Tesla shareholders are hours away from deciding the fate of Elon Musk’s $1 trillion pay package.
Tesla’s annual shareholder meeting kicks off Thursday afternoon at 4 p.m. ET at the company’s headquarters in Austin. A limited number of shareholders were invited to attend in person.
Tesla investors are voting on multiple proposals. Chief among them is Musk’s pay package, but shareholders will also consider proposals including whether Tesla should explore an investment in his AI startup, xAI. Investors will also decide whether to carve out Tesla share reserves for rewarding and attracting top talent (as well as allocating 208 million shares to “address the uncertainty” over Musk’s 2018 pay package, which remains snarled in a legal battle after a judge tossed it out).
The new compensation plan is contingent on Musk achieving multiple lofty goals. To earn the full $1 trillion value, Musk must boost Tesla’s market cap to $8.5 trillion by 2035, sell 12 million vehicles a year, and deploy one million robotaxis and one million humanoid robots.
The pay package has proven controversial.
Weeks ahead of the vote, proxy advisory firms ISS and Glass Lewis have both urged shareholders to reject the proposal. On Tuesday, Norges Bank Investment Management, which manages Norway’s $2 trillion sovereign wealth fund, also said it had voted against the pay package over concerns about the lack of mitigation of Musk’s “key person risk” for Tesla. The fund is Tesla’s sixth-largest institutional shareholder and the world’s largest wealth fund.

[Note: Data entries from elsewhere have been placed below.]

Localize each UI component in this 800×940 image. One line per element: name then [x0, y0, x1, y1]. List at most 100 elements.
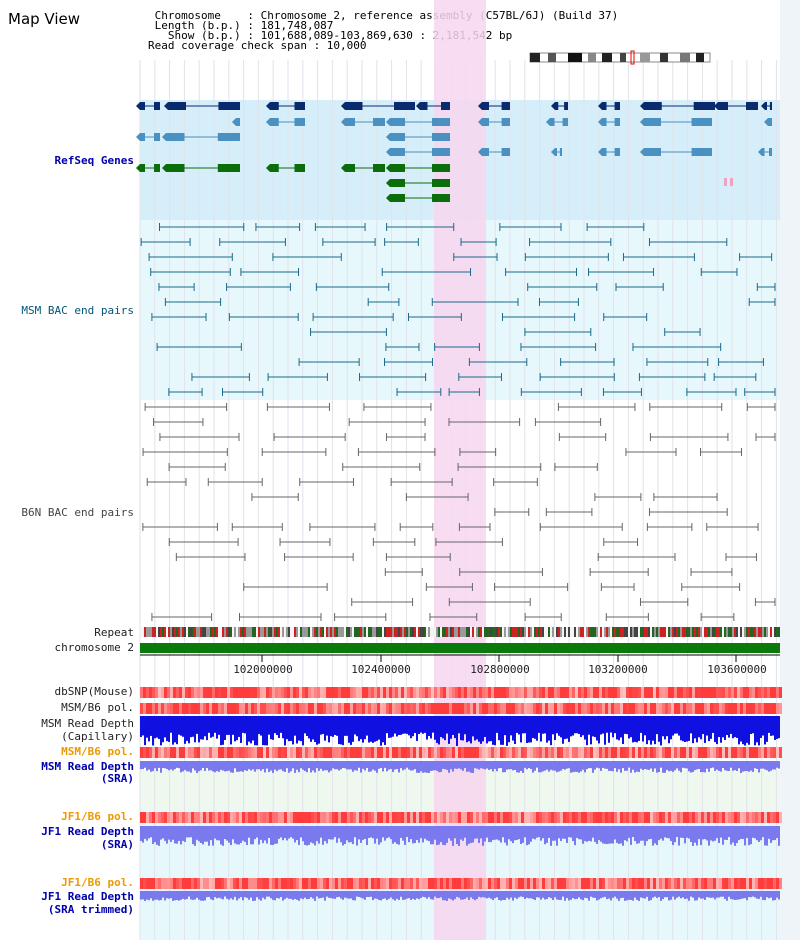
heat-cell	[542, 687, 545, 698]
depth-bar	[180, 891, 182, 900]
heat-cell	[431, 878, 434, 889]
heat-cell	[386, 812, 389, 823]
heat-cell	[761, 878, 764, 889]
heat-cell	[194, 703, 197, 714]
heat-cell	[257, 703, 260, 714]
heat-cell	[764, 812, 767, 823]
repeat-bar	[612, 627, 614, 637]
heat-cell	[230, 703, 233, 714]
heat-cell	[755, 878, 758, 889]
depth-bar	[332, 891, 334, 899]
heat-cell	[548, 703, 551, 714]
heat-cell	[566, 747, 569, 758]
depth-bar	[684, 891, 686, 900]
repeat-bar	[482, 627, 484, 637]
heat-cell	[596, 703, 599, 714]
heat-cell	[227, 878, 230, 889]
depth-bar	[384, 891, 386, 899]
depth-bar	[316, 891, 318, 897]
depth-bar	[302, 716, 304, 746]
depth-bar	[720, 761, 722, 772]
depth-bar	[732, 891, 734, 900]
repeat-bar	[448, 627, 450, 637]
repeat-bar	[384, 627, 386, 637]
heat-cell	[374, 878, 377, 889]
depth-bar	[642, 761, 644, 770]
depth-bar	[466, 716, 468, 743]
heat-cell	[221, 878, 224, 889]
depth-bar	[554, 761, 556, 771]
depth-bar	[580, 826, 582, 840]
depth-bar	[392, 826, 394, 844]
depth-bar	[434, 761, 436, 771]
depth-bar	[392, 716, 394, 737]
depth-bar	[154, 761, 156, 769]
heat-cell	[530, 812, 533, 823]
heat-cell	[149, 687, 152, 698]
heat-cell	[344, 687, 347, 698]
depth-bar	[664, 761, 666, 773]
heat-cell	[680, 812, 683, 823]
depth-bar	[374, 826, 376, 844]
depth-bar	[328, 891, 330, 898]
heat-cell	[623, 703, 626, 714]
heat-cell	[770, 747, 773, 758]
gene-arrow	[764, 118, 768, 126]
heat-cell	[509, 703, 512, 714]
heat-cell	[650, 747, 653, 758]
depth-bar	[334, 716, 336, 735]
depth-bar	[298, 716, 300, 741]
heat-cell	[284, 878, 287, 889]
depth-bar	[314, 891, 316, 901]
depth-bar	[660, 891, 662, 901]
depth-bar	[248, 716, 250, 742]
heat-cell	[665, 687, 668, 698]
depth-bar	[740, 891, 742, 899]
depth-bar	[716, 826, 718, 839]
depth-bar	[386, 891, 388, 901]
depth-bar	[224, 716, 226, 741]
depth-bar	[200, 891, 202, 901]
depth-bar	[618, 761, 620, 770]
heat-cell	[692, 812, 695, 823]
depth-bar	[404, 826, 406, 845]
depth-bar	[696, 826, 698, 846]
heat-cell	[320, 703, 323, 714]
heat-cell	[683, 687, 686, 698]
gene-arrow	[478, 148, 482, 156]
heat-cell	[299, 747, 302, 758]
heat-cell	[563, 878, 566, 889]
heat-cell	[431, 747, 434, 758]
heat-cell	[617, 687, 620, 698]
heat-cell	[518, 687, 521, 698]
heat-cell	[167, 812, 170, 823]
depth-bar	[314, 826, 316, 846]
depth-bar	[628, 826, 630, 838]
depth-bar	[308, 716, 310, 739]
heat-cell	[770, 878, 773, 889]
depth-bar	[452, 761, 454, 772]
info-length: Length (b.p.) : 181,748,087	[148, 19, 334, 32]
depth-bar	[728, 761, 730, 772]
highlight-region	[434, 0, 486, 940]
depth-bar	[140, 826, 142, 842]
depth-bar	[304, 826, 306, 845]
heat-cell	[272, 747, 275, 758]
depth-bar	[376, 716, 378, 741]
depth-bar	[524, 891, 526, 899]
heat-cell	[173, 812, 176, 823]
heat-cell	[554, 687, 557, 698]
depth-bar	[528, 716, 530, 743]
heat-cell	[173, 747, 176, 758]
depth-bar	[248, 761, 250, 770]
repeat-bar	[558, 627, 560, 637]
depth-bar	[354, 891, 356, 901]
depth-bar	[538, 891, 540, 898]
heat-cell	[383, 878, 386, 889]
heat-cell	[536, 703, 539, 714]
depth-bar	[164, 891, 166, 901]
depth-bar	[160, 826, 162, 840]
repeat-bar	[370, 627, 372, 637]
repeat-bar	[520, 627, 522, 637]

Musk called the proxy firms “corporate terrorists” during Tesla’s recent earnings call, and board chair Robyn Denholm warned shareholders in an October letter that Musk could walk away from the company if they don’t approve his compensation.
Tesla’s shares have recovered from a sharp downturn earlier in the year, but its sales face an uncertain future after the end of the EV tax credit in the US and increased competition from other automakers.